View Single Post
Old 02-05-2011, 04:45 PM
  # 5 (permalink)  
zrx1200R
Member
 
zrx1200R's Avatar
 
Join Date: Jan 2011
Location: Del Rio, TX
Posts: 380
Run Away. Fast. And now.

This man has been lying to you all along. Look back and see. You are a co-dependent, like most of us. He says and does exactly what he needs to keep you hanging on. But it is all about him.

20+ years into a relationship with an alcoholic and I wish I would have left at the first hint. I had nothing as definitive as you have posted. My parents voiced some concern, but they didn't come out and say it. As an only child, I assumed more of the "no woman would be good enough" for my mom theory.

Then, after being married for a few months, I started to see it. As I started working an exit plan, she turned up pregnant. And here I am. $100K poorer with nothing to show, few friends, stifled career, and 2 kids who have grown up with an alcoholic parent.

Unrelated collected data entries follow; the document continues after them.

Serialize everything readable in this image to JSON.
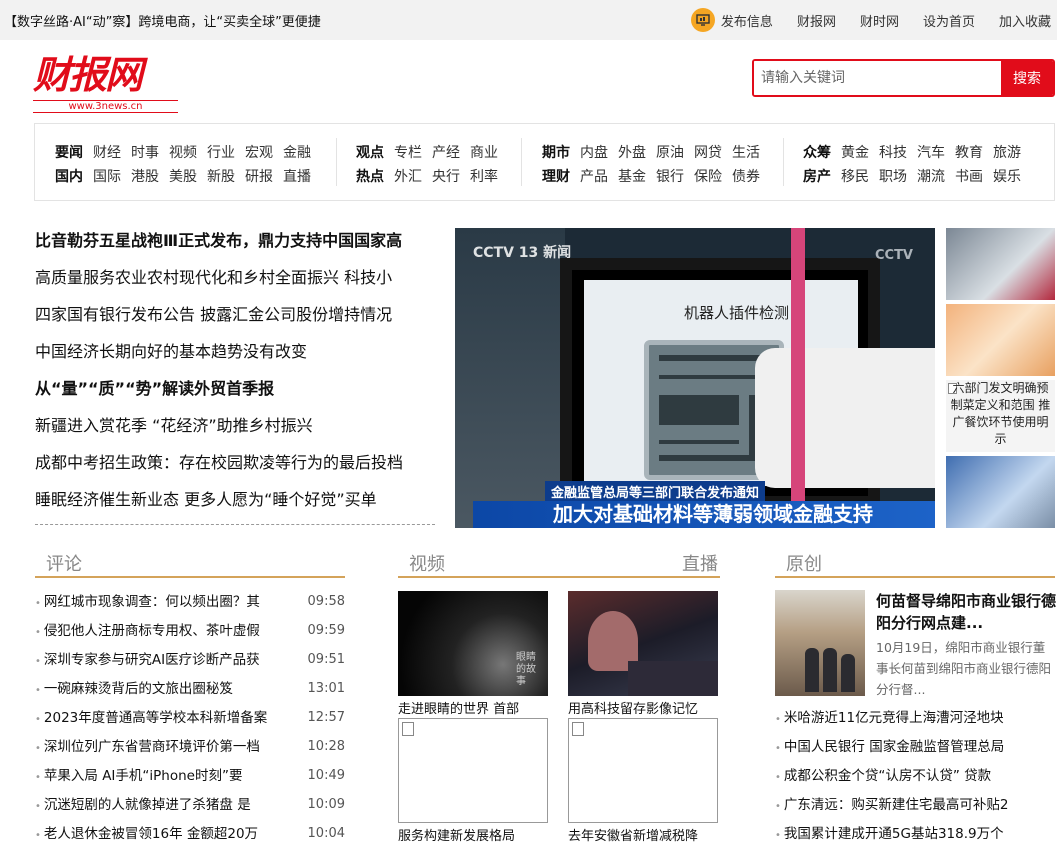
{
  "topbar": {
    "promo": "【数字丝路·AI“动”察】跨境电商，让“买卖全球”更便捷",
    "links": [
      "发布信息",
      "财报网",
      "财时网",
      "设为首页",
      "加入收藏"
    ]
  },
  "logo": {
    "text": "财报网",
    "url": "www.3news.cn"
  },
  "search": {
    "placeholder": "请输入关键词",
    "button": "搜索"
  },
  "nav": [
    {
      "rows": [
        {
          "bold": "要闻",
          "items": [
            "财经",
            "时事",
            "视频",
            "行业",
            "宏观",
            "金融"
          ]
        },
        {
          "bold": "国内",
          "items": [
            "国际",
            "港股",
            "美股",
            "新股",
            "研报",
            "直播"
          ]
        }
      ]
    },
    {
      "rows": [
        {
          "bold": "观点",
          "items": [
            "专栏",
            "产经",
            "商业"
          ]
        },
        {
          "bold": "热点",
          "items": [
            "外汇",
            "央行",
            "利率"
          ]
        }
      ]
    },
    {
      "rows": [
        {
          "bold": "期市",
          "items": [
            "内盘",
            "外盘",
            "原油",
            "网贷",
            "生活"
          ]
        },
        {
          "bold": "理财",
          "items": [
            "产品",
            "基金",
            "银行",
            "保险",
            "债券"
          ]
        }
      ]
    },
    {
      "rows": [
        {
          "bold": "众筹",
          "items": [
            "黄金",
            "科技",
            "汽车",
            "教育",
            "旅游"
          ]
        },
        {
          "bold": "房产",
          "items": [
            "移民",
            "职场",
            "潮流",
            "书画",
            "娱乐"
          ]
        }
      ]
    }
  ],
  "headlines": [
    {
      "text": "比音勒芬五星战袍Ⅲ正式发布，鼎力支持中国国家高",
      "bold": true
    },
    {
      "text": "高质量服务农业农村现代化和乡村全面振兴 科技小",
      "bold": false
    },
    {
      "text": "四家国有银行发布公告 披露汇金公司股份增持情况",
      "bold": false
    },
    {
      "text": "中国经济长期向好的基本趋势没有改变",
      "bold": false
    },
    {
      "text": "从“量”“质”“势”解读外贸首季报",
      "bold": true
    },
    {
      "text": "新疆进入赏花季 “花经济”助推乡村振兴",
      "bold": false
    },
    {
      "text": "成都中考招生政策：存在校园欺凌等行为的最后投档",
      "bold": false
    },
    {
      "text": "睡眠经济催生新业态 更多人愿为“睡个好觉”买单",
      "bold": false
    }
  ],
  "hero": {
    "channel": "CCTV 13 新闻",
    "watermark": "CCTV",
    "screen_caption": "机器人插件检测",
    "ticker_top": "金融监管总局等三部门联合发布通知",
    "ticker": "加大对基础材料等薄弱领域金融支持"
  },
  "thumbs": {
    "alt3": "六部门发文明确预制菜定义和范围 推广餐饮环节使用明示"
  },
  "sections": {
    "comment": "评论",
    "video": "视频",
    "live": "直播",
    "original": "原创"
  },
  "comments": [
    {
      "text": "网红城市现象调查：何以频出圈？其",
      "time": "09:58"
    },
    {
      "text": "侵犯他人注册商标专用权、茶叶虚假",
      "time": "09:59"
    },
    {
      "text": "深圳专家参与研究AI医疗诊断产品获",
      "time": "09:51"
    },
    {
      "text": "一碗麻辣烫背后的文旅出圈秘笈",
      "time": "13:01"
    },
    {
      "text": "2023年度普通高等学校本科新增备案",
      "time": "12:57"
    },
    {
      "text": "深圳位列广东省营商环境评价第一档",
      "time": "10:28"
    },
    {
      "text": "苹果入局 AI手机“iPhone时刻”要",
      "time": "10:49"
    },
    {
      "text": "沉迷短剧的人就像掉进了杀猪盘 是",
      "time": "10:09"
    },
    {
      "text": "老人退休金被冒领16年 金额超20万",
      "time": "10:04"
    }
  ],
  "videos": [
    {
      "caption": "走进眼睛的世界 首部",
      "overlay": "眼睛 的故事"
    },
    {
      "caption": "用高科技留存影像记忆"
    },
    {
      "caption": "服务构建新发展格局"
    },
    {
      "caption": "去年安徽省新增减税降"
    }
  ],
  "original": {
    "title": "何苗督导绵阳市商业银行德阳分行网点建...",
    "desc": "10月19日，绵阳市商业银行董事长何苗到绵阳市商业银行德阳分行督...",
    "items": [
      "米哈游近11亿元竞得上海漕河泾地块",
      "中国人民银行 国家金融监督管理总局",
      "成都公积金个贷“认房不认贷” 贷款",
      "广东清远：购买新建住宅最高可补贴2",
      "我国累计建成开通5G基站318.9万个"
    ]
  }
}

It is "possible" he will mend his ways. And people like us tend to always look at issues from a glass is almost full point of view. However, the "probability" of him recovering is very low. Your odds of winning the powerball lottery are higher.

You asked what to do. I say run away. There is no way I would ever wish what I've gone through on anyone. If you don't run away now, you will look back in 20 years and wonder why you didn't.